‘Am I a sexist pig for refusing a male midwife?’
Some women wouldn't care. For others, the situation would be a hard no.
Regardless of how you feel, one thing is for sure: the idea of having a male midwife deliver your baby is divisive AF.
On one hand, in an equal society, it's important for men and women to feel welcome and supported in any profession. On the other hand, delivering babies is considered by some to be secret women's business.
The topic is so charged that one pregnant mum was losing sleep over whether it was fair to request a female midwife for her labour care.
"I just feel so uncomfortable at the thought of having a male deliver my baby," she wrote on Mumsnet. "It's not a sexual thing. I don't think a man will look at my vagina and get turned on or anything like that.
"I would feel uncomfortable, vulnerable, exposed and embarrassed if there was a man present (other than [dear husband])."
The mum explained that she was pregnant with her third baby, so this wasn't a case of a first-time mum who didn't know the ropes.
"I think it's great that there are male midwives. It must take a special kind of man to want to do that job and I expect they're very professional and amazing," she explained.
"I know people will say, 'when you're in labour you won't care who's in the room,' but I will care.
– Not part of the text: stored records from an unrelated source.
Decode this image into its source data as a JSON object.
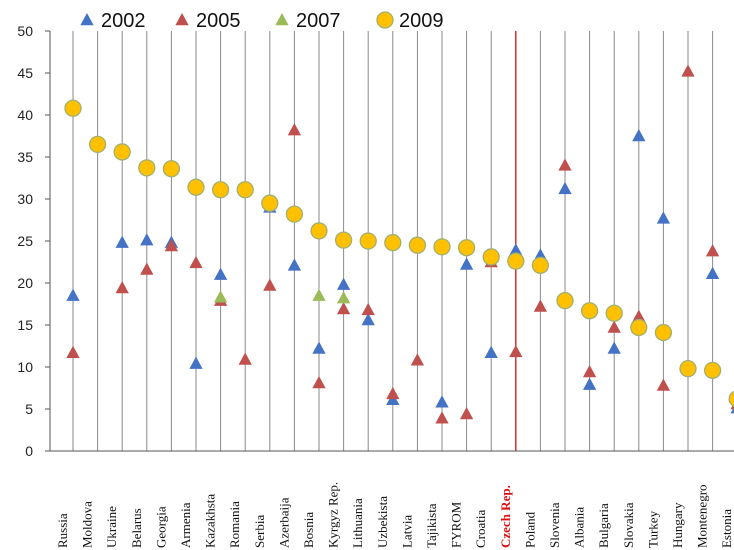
{
  "chart_data": {
    "type": "scatter",
    "ylim": [
      0,
      50
    ],
    "yticks": [
      0,
      5,
      10,
      15,
      20,
      25,
      30,
      35,
      40,
      45,
      50
    ],
    "grid": "vertical lines at categories",
    "legend_position": "top",
    "highlight_category": "Czech Rep.",
    "categories": [
      "Russia",
      "Moldova",
      "Ukraine",
      "Belarus",
      "Georgia",
      "Armenia",
      "Kazakhsta",
      "Romania",
      "Serbia",
      "Azerbaija",
      "Bosnia",
      "Kyrgyz Rep.",
      "Lithuania",
      "Uzbekista",
      "Latvia",
      "Tajikista",
      "FYROM",
      "Croatia",
      "Czech Rep.",
      "Poland",
      "Slovenia",
      "Albania",
      "Bulgaria",
      "Slovakia",
      "Turkey",
      "Hungary",
      "Montenegro",
      "Estonia"
    ],
    "series": [
      {
        "name": "2002",
        "marker": "triangle",
        "color": "#4472c4",
        "values": [
          18.5,
          null,
          24.8,
          25.1,
          24.8,
          10.4,
          21.0,
          null,
          29.0,
          22.1,
          12.2,
          19.8,
          15.6,
          6.1,
          null,
          5.8,
          22.2,
          11.7,
          23.9,
          23.3,
          31.2,
          7.9,
          12.2,
          37.5,
          27.7,
          null,
          21.1,
          5.1
        ]
      },
      {
        "name": "2005",
        "marker": "triangle",
        "color": "#c0504d",
        "values": [
          11.7,
          null,
          19.4,
          21.6,
          24.4,
          22.4,
          17.9,
          10.9,
          19.7,
          38.2,
          8.1,
          16.9,
          16.8,
          6.8,
          10.8,
          3.9,
          4.4,
          22.5,
          11.8,
          17.2,
          34.0,
          9.4,
          14.7,
          16.0,
          7.8,
          45.2,
          23.8,
          5.6
        ]
      },
      {
        "name": "2007",
        "marker": "triangle",
        "color": "#9bbb59",
        "values": [
          null,
          null,
          null,
          null,
          null,
          null,
          18.3,
          null,
          null,
          null,
          18.5,
          18.2,
          null,
          null,
          null,
          null,
          null,
          null,
          null,
          null,
          null,
          null,
          null,
          null,
          null,
          null,
          null,
          null
        ]
      },
      {
        "name": "2009",
        "marker": "circle",
        "color": "#ffc000",
        "values": [
          40.8,
          36.5,
          35.6,
          33.7,
          33.6,
          31.4,
          31.1,
          31.1,
          29.5,
          28.2,
          26.2,
          25.1,
          25.0,
          24.8,
          24.5,
          24.3,
          24.2,
          23.1,
          22.6,
          22.1,
          17.9,
          16.7,
          16.4,
          14.7,
          14.1,
          9.8,
          9.6,
          6.2
        ]
      }
    ]
  }
}
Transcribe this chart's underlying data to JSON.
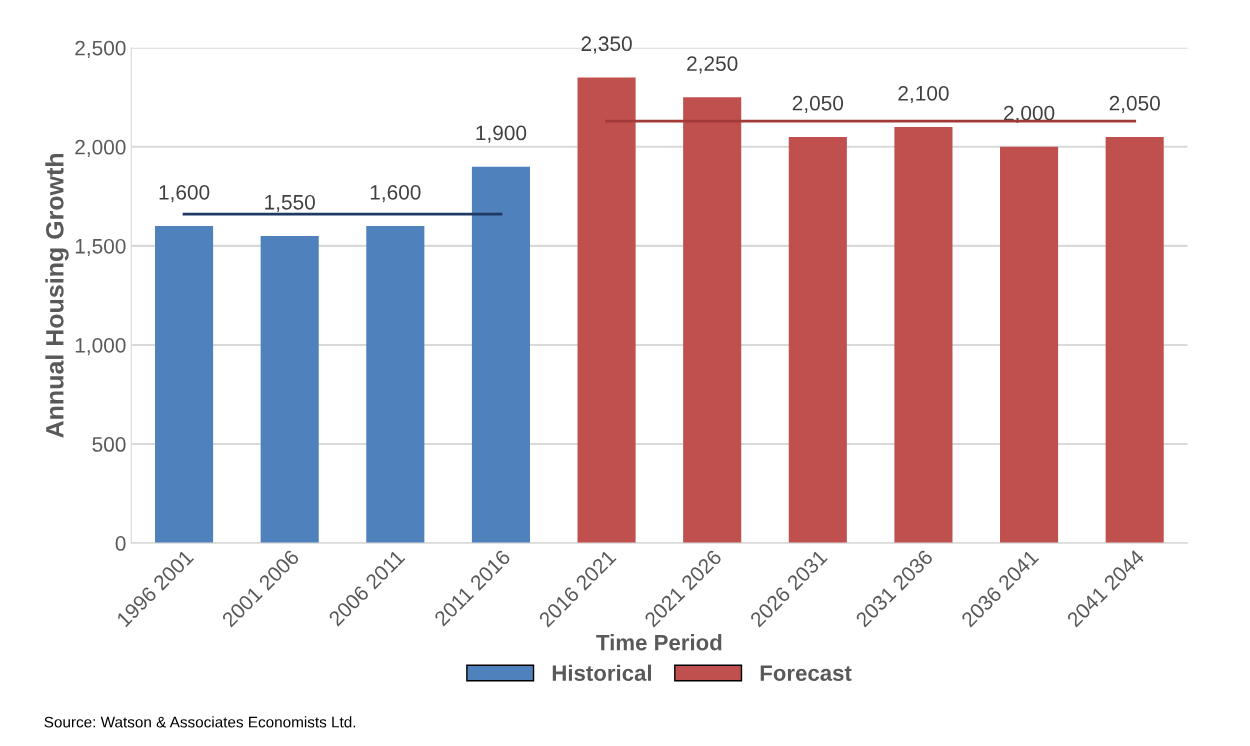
{
  "chart_data": {
    "type": "bar",
    "xlabel": "Time Period",
    "ylabel": "Annual Housing Growth",
    "categories": [
      "1996 2001",
      "2001 2006",
      "2006 2011",
      "2011 2016",
      "2016 2021",
      "2021 2026",
      "2026 2031",
      "2031 2036",
      "2036 2041",
      "2041 2044"
    ],
    "series": [
      {
        "name": "Historical",
        "color": "#4f81bd",
        "values": [
          1600,
          1550,
          1600,
          1900,
          null,
          null,
          null,
          null,
          null,
          null
        ],
        "value_labels": [
          "1,600",
          "1,550",
          "1,600",
          "1,900",
          null,
          null,
          null,
          null,
          null,
          null
        ]
      },
      {
        "name": "Forecast",
        "color": "#c0504d",
        "values": [
          null,
          null,
          null,
          null,
          2350,
          2250,
          2050,
          2100,
          2000,
          2050
        ],
        "value_labels": [
          null,
          null,
          null,
          null,
          "2,350",
          "2,250",
          "2,050",
          "2,100",
          "2,000",
          "2,050"
        ]
      },
      {
        "type": "line",
        "color": "#1f3864",
        "x": [
          "1996 2001",
          "2011 2016"
        ],
        "values": [
          1660,
          1660
        ]
      },
      {
        "type": "line",
        "color": "#a33a3a",
        "x": [
          "2016 2021",
          "2041 2044"
        ],
        "values": [
          2130,
          2130
        ]
      }
    ],
    "ylim": [
      0,
      2500
    ],
    "yticks": [
      0,
      {
        "value": 500,
        "label": "500"
      },
      {
        "value": 1000,
        "label": "1,000"
      },
      {
        "value": 1500,
        "label": "1,500"
      },
      {
        "value": 2000,
        "label": "2,000"
      },
      {
        "value": 2500,
        "label": "2,500"
      }
    ],
    "grid": "y",
    "legend": "bottom",
    "annotations": [
      "Source: Watson & Associates Economists Ltd."
    ]
  }
}
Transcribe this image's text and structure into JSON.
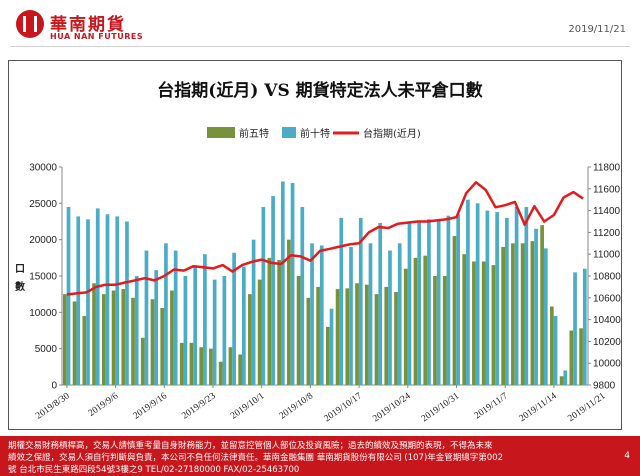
{
  "header": {
    "logo_cn": "華南期貨",
    "logo_en": "HUA NAN FUTURES",
    "date": "2019/11/21"
  },
  "footer": {
    "line1": "期權交易財務槓桿高，交易人請慎重考量自身財務能力，並留意控管個人部位及投資風險；過去的績效及預期的表現，不得為未來",
    "line2": "績效之保證，交易人須自行判斷與負責，本公司不負任何法律責任。華南金融集團 華南期貨股份有限公司 (107)年金管期總字第002",
    "line3": "號 台北市民生東路四段54號3樓之9 TEL/02-27180000 FAX/02-25463700",
    "page": "4"
  },
  "colors": {
    "brand": "#c8161d",
    "front5": "#76933c",
    "front10": "#4bacc6",
    "index": "#e41a1c"
  },
  "chart_data": {
    "type": "bar",
    "title": "台指期(近月) VS 期貨特定法人未平倉口數",
    "ylabel": "口數",
    "ylim_left": [
      0,
      30000
    ],
    "left_ticks": [
      "0",
      "5000",
      "10000",
      "15000",
      "20000",
      "25000",
      "30000"
    ],
    "ylim_right": [
      9800,
      11800
    ],
    "right_ticks": [
      "9800",
      "10000",
      "10200",
      "10400",
      "10600",
      "10800",
      "11000",
      "11200",
      "11400",
      "11600",
      "11800"
    ],
    "x_tick_labels": [
      "2019/8/30",
      "2019/9/6",
      "2019/9/16",
      "2019/9/23",
      "2019/10/1",
      "2019/10/8",
      "2019/10/17",
      "2019/10/24",
      "2019/10/31",
      "2019/11/7",
      "2019/11/14",
      "2019/11/21"
    ],
    "x_tick_every": 5,
    "legend": [
      "前五特",
      "前十特",
      "台指期(近月)"
    ],
    "legend_position": "top",
    "series": [
      {
        "name": "前五特",
        "type": "bar",
        "values": [
          12500,
          11500,
          9500,
          14000,
          12500,
          13000,
          13200,
          12000,
          6500,
          11800,
          10600,
          13000,
          5800,
          5800,
          5200,
          5000,
          3200,
          5200,
          4200,
          12500,
          14500,
          17500,
          17200,
          20000,
          15000,
          12000,
          13500,
          8000,
          13200,
          13300,
          14000,
          13800,
          12500,
          13500,
          12800,
          16000,
          17500,
          17800,
          15000,
          15000,
          20500,
          18000,
          17000,
          17000,
          16500,
          19000,
          19500,
          19500,
          19800,
          22000,
          10800,
          1200,
          7500,
          7800
        ]
      },
      {
        "name": "前十特",
        "type": "bar",
        "values": [
          24500,
          23200,
          22800,
          24300,
          23500,
          23200,
          22500,
          15000,
          18500,
          15800,
          19500,
          18500,
          15000,
          16200,
          18000,
          14500,
          15000,
          18200,
          16300,
          20000,
          24500,
          26000,
          28000,
          27800,
          24500,
          19500,
          19200,
          10500,
          23000,
          19000,
          23000,
          19500,
          22300,
          18500,
          19500,
          22300,
          22500,
          22800,
          22800,
          23300,
          23500,
          25500,
          25000,
          24000,
          23800,
          23000,
          24500,
          24500,
          21500,
          18800,
          9500,
          2000,
          15500,
          16000
        ]
      },
      {
        "name": "台指期(近月)",
        "type": "line",
        "axis": "right",
        "values": [
          10630,
          10640,
          10650,
          10700,
          10720,
          10720,
          10740,
          10760,
          10780,
          10760,
          10800,
          10860,
          10850,
          10890,
          10880,
          10870,
          10900,
          10840,
          10900,
          10930,
          10950,
          10920,
          10910,
          10990,
          10980,
          10940,
          11030,
          11050,
          11070,
          11090,
          11100,
          11200,
          11250,
          11240,
          11280,
          11290,
          11300,
          11300,
          11310,
          11320,
          11340,
          11560,
          11660,
          11590,
          11430,
          11450,
          11480,
          11270,
          11440,
          11300,
          11360,
          11520,
          11570,
          11510
        ]
      }
    ]
  }
}
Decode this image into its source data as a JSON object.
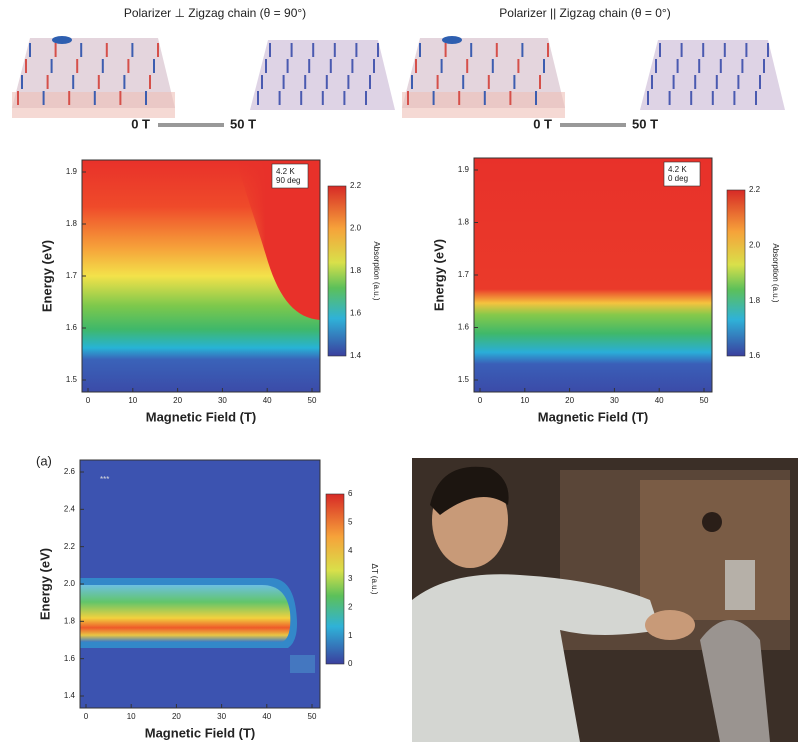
{
  "header": {
    "title_left": "Polarizer ⊥ Zigzag chain  (θ = 90°)",
    "title_right": "Polarizer || Zigzag chain  (θ = 0°)",
    "field_left": [
      "0 T",
      "50 T"
    ],
    "field_right": [
      "0 T",
      "50 T"
    ]
  },
  "panels": [
    {
      "inset": [
        "4.2 K",
        "90 deg"
      ],
      "y_label": "Energy (eV)",
      "x_label": "Magnetic Field (T)",
      "y_ticks": [
        "1.9",
        "1.8",
        "1.7",
        "1.6",
        "1.5"
      ],
      "x_ticks": [
        "0",
        "10",
        "20",
        "30",
        "40",
        "50"
      ],
      "colorbar_ticks": [
        "2.2",
        "2.0",
        "1.8",
        "1.6",
        "1.4"
      ],
      "colorbar_label": "Absorption (a.u.)"
    },
    {
      "inset": [
        "4.2 K",
        "0 deg"
      ],
      "y_label": "Energy (eV)",
      "x_label": "Magnetic Field (T)",
      "y_ticks": [
        "1.9",
        "1.8",
        "1.7",
        "1.6",
        "1.5"
      ],
      "x_ticks": [
        "0",
        "10",
        "20",
        "30",
        "40",
        "50"
      ],
      "colorbar_ticks": [
        "2.2",
        "2.0",
        "1.8",
        "1.6"
      ],
      "colorbar_label": "Absorption (a.u.)"
    },
    {
      "panel_label": "(a)",
      "inset": [
        "***"
      ],
      "y_label": "Energy (eV)",
      "x_label": "Magnetic Field (T)",
      "y_ticks": [
        "2.6",
        "2.4",
        "2.2",
        "2.0",
        "1.8",
        "1.6",
        "1.4"
      ],
      "x_ticks": [
        "0",
        "10",
        "20",
        "30",
        "40",
        "50"
      ],
      "colorbar_ticks": [
        "6",
        "5",
        "4",
        "3",
        "2",
        "1",
        "0"
      ],
      "colorbar_label": "ΔT (a.u.)"
    }
  ]
}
I've given birth three times before and I did care then.
"I enjoyed my previous births and was comfortable being surrounded by lovely women caregivers. I felt very feminine and powerful.
"I didn't care if the female caregiver had given birth herself or not, so it's not even a case of feeling that the male midwife wouldn't have empathy."
She went to the online community to ask how she could include in her birth plan a request for a female-only birth team "without sounding like a sexist pig."
Read about the photo of a baby boy and girl in scrubs that sparked outrage and the phrase midwives have been banned from using when talking to labouring mums.
Some felt strongly that the mum was in the wrong.
"You are being very unreasonable," wrote one person, punctuated with a red, angry emoji. "I'm actually quite cross because this is an entirely sexist way of thinking!"
Another wrote simply, "You are being unreasonable to request a change of midwife for any reason."
One person said the hospital would have seen requests like this before. "They are prepared that some women will decline to use them, so don't worry."
Other commenters agreed. "The priority when a woman is giving birth is that she feels as comfortable as possible. If a woman feels nervous, afraid or uncomfortable, that can adversely affect the progress of the labour."
Some shared their experiences of having male midwives.
"I had a male midwife for my first birth, I can honestly say at the time of pushing out a baby, especially a back-to-back or instrumental delivered baby, you won't care…"
"Years ago my mother had a male midwife. She found it fine but felt that rather than listening to her, he only listened to my father.
"I experienced the same with male doctors when I was recently pregnant, however when it came to pushing - I ultimately did not care who was in the room."
Some commenters questioned whether the mum would refuse a male doctor if the birth turned into an emergency situation.
"Are you uncomfortable with male doctors who may end up delivering? Or the [male] medical students who might stitch [you up]?"
"Say it goes to c-section. Are you OK with a male surgeon, anaesthetist, paediatrician?" another asked.
The mum responded that she wouldn't want a male obstetrician or male student either, but that the point was irrelevant as at her hospital all the doctors were female.
"Obviously if it were a life or death situation for me or the baby then no, I probably wouldn't care who was assisting," she wrote.
"But for me to have a natural birth… I would only feel comfortable under the care of females."
Whatever the mum's motivation for not wanting males to care for her, one commenter neatly summed up our thoughts. "Your body, your birth, your choice."